I shuddered involuntarily at the ‘W’ word.

‘No,’ I said, frowning at the suit section. He was right. I hardly ever wore a suit. ‘Just looking. I’m broke.’

And after several terse exchanges and threats of Mexican lawsuits from Pablo the events organizer, that was true. I was fairly certain his case wouldn’t hold up but there was a chance I’d want to go back to the country without having to worry he was waiting at the airport to break my legs.

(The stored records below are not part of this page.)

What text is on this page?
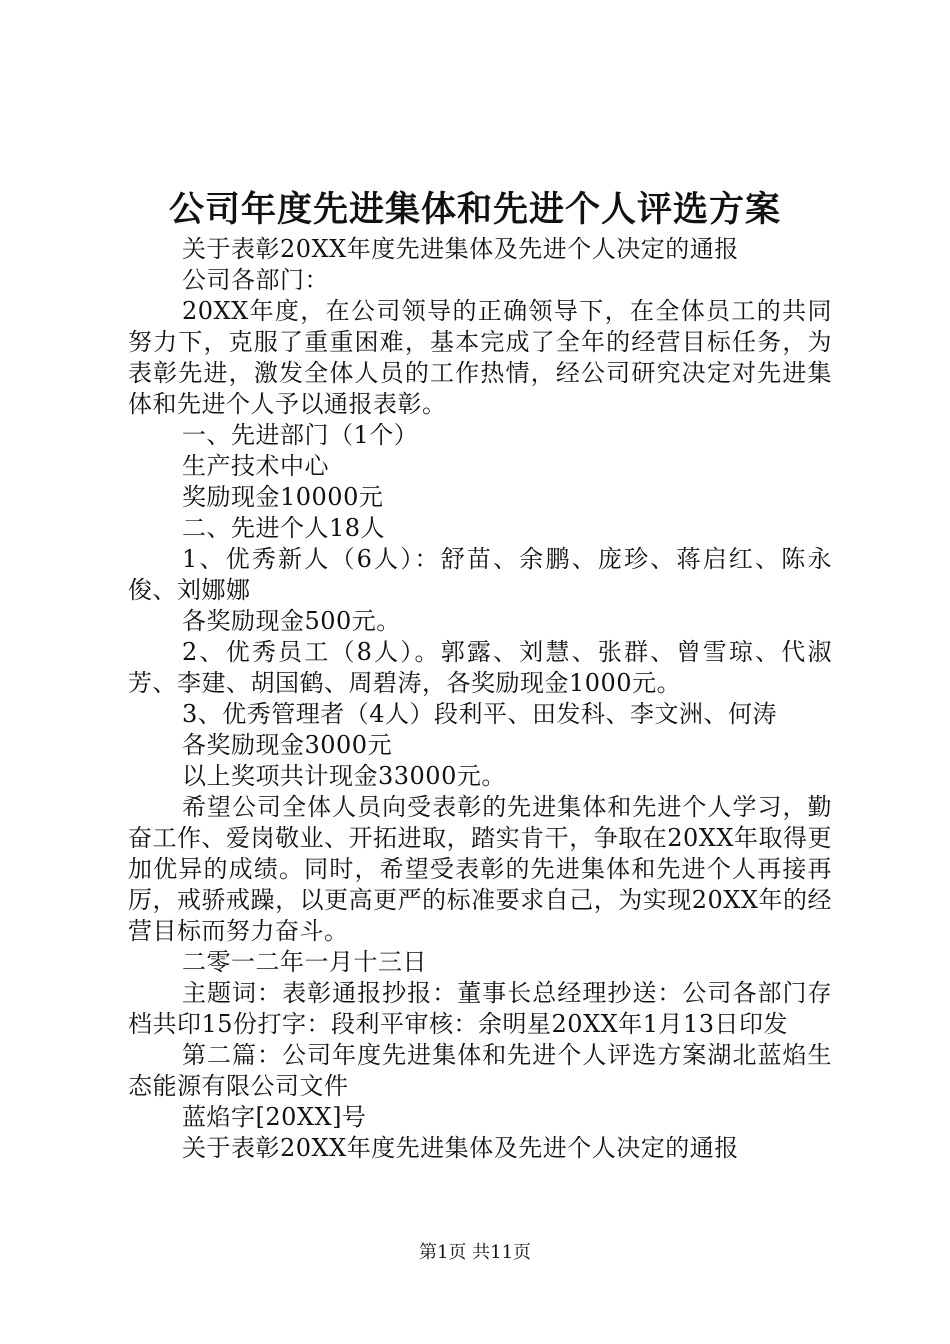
公司年度先进集体和先进个人评选方案

关于表彰20XX年度先进集体及先进个人决定的通报

公司各部门：

20XX年度，在公司领导的正确领导下，在全体员工的共同努力下，克服了重重困难，基本完成了全年的经营目标任务，为表彰先进，激发全体人员的工作热情，经公司研究决定对先进集体和先进个人予以通报表彰。

一、先进部门（1个）

生产技术中心

奖励现金10000元

二、先进个人18人

1、优秀新人（6人）：舒苗、余鹏、庞珍、蒋启红、陈永俊、刘娜娜

各奖励现金500元。

2、优秀员工（8人）。郭露、刘慧、张群、曾雪琼、代淑芳、李建、胡国鹤、周碧涛，各奖励现金1000元。

3、优秀管理者（4人）段利平、田发科、李文洲、何涛

各奖励现金3000元

以上奖项共计现金33000元。

希望公司全体人员向受表彰的先进集体和先进个人学习，勤奋工作、爱岗敬业、开拓进取，踏实肯干，争取在20XX年取得更加优异的成绩。同时，希望受表彰的先进集体和先进个人再接再厉，戒骄戒躁，以更高更严的标准要求自己，为实现20XX年的经营目标而努力奋斗。

二零一二年一月十三日

主题词：表彰通报抄报：董事长总经理抄送：公司各部门存档共印15份打字：段利平审核：余明星20XX年1月13日印发

第二篇：公司年度先进集体和先进个人评选方案湖北蓝焰生态能源有限公司文件

蓝焰字[20XX]号

关于表彰20XX年度先进集体及先进个人决定的通报

第1页 共11页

‘Right, well, do you want to look later?’ Tom leaned against a display case full of cuff links, jumping back to his feet when he realized it wouldn’t take his weight. ‘I’m dying of thirst over here.’

‘Can I help you?’

A tiny redhead with a name badge appeared at my elbow, a deliberate pout on her pretty face. ‘Looking for anything in particular?’

‘No,’ I picked up another jacket and immediately put it back down, ‘not really.’

‘Thanks,’ Tom added on my behalf. ‘He’s not sure what he’s looking for.’

‘I could help if you like?’ the girl offered. I tried to check her name badge without looking at her chest but since she was wearing an insanely low-cut T-shirt and had pinned her badge directly at cleavage level that was near enough impossible. Rebecca. Her name was Rebecca and she had a fine pair.

‘If it’s a suit you’re after, I’d definitely go with something slim fitting, single-breasted. Maybe a dark charcoal or a midnight blue rather than a black? We’ve got some really nice options for taller guys actually. You would look so amazing in a Paul Smith or – oh, there’s a new Tom Ford suit just in that would really just hug your shoulders.’

‘There you go, Ad,’ Tom said elbowing me in the ribs. ‘You need a Tom Ford to hug your shoulders.’

‘I don’t wear suits all that often,’ I told the sales assistant as she looked me up and down slowly before picking two shirts up and throwing them over her arm. ‘I’m just looking.’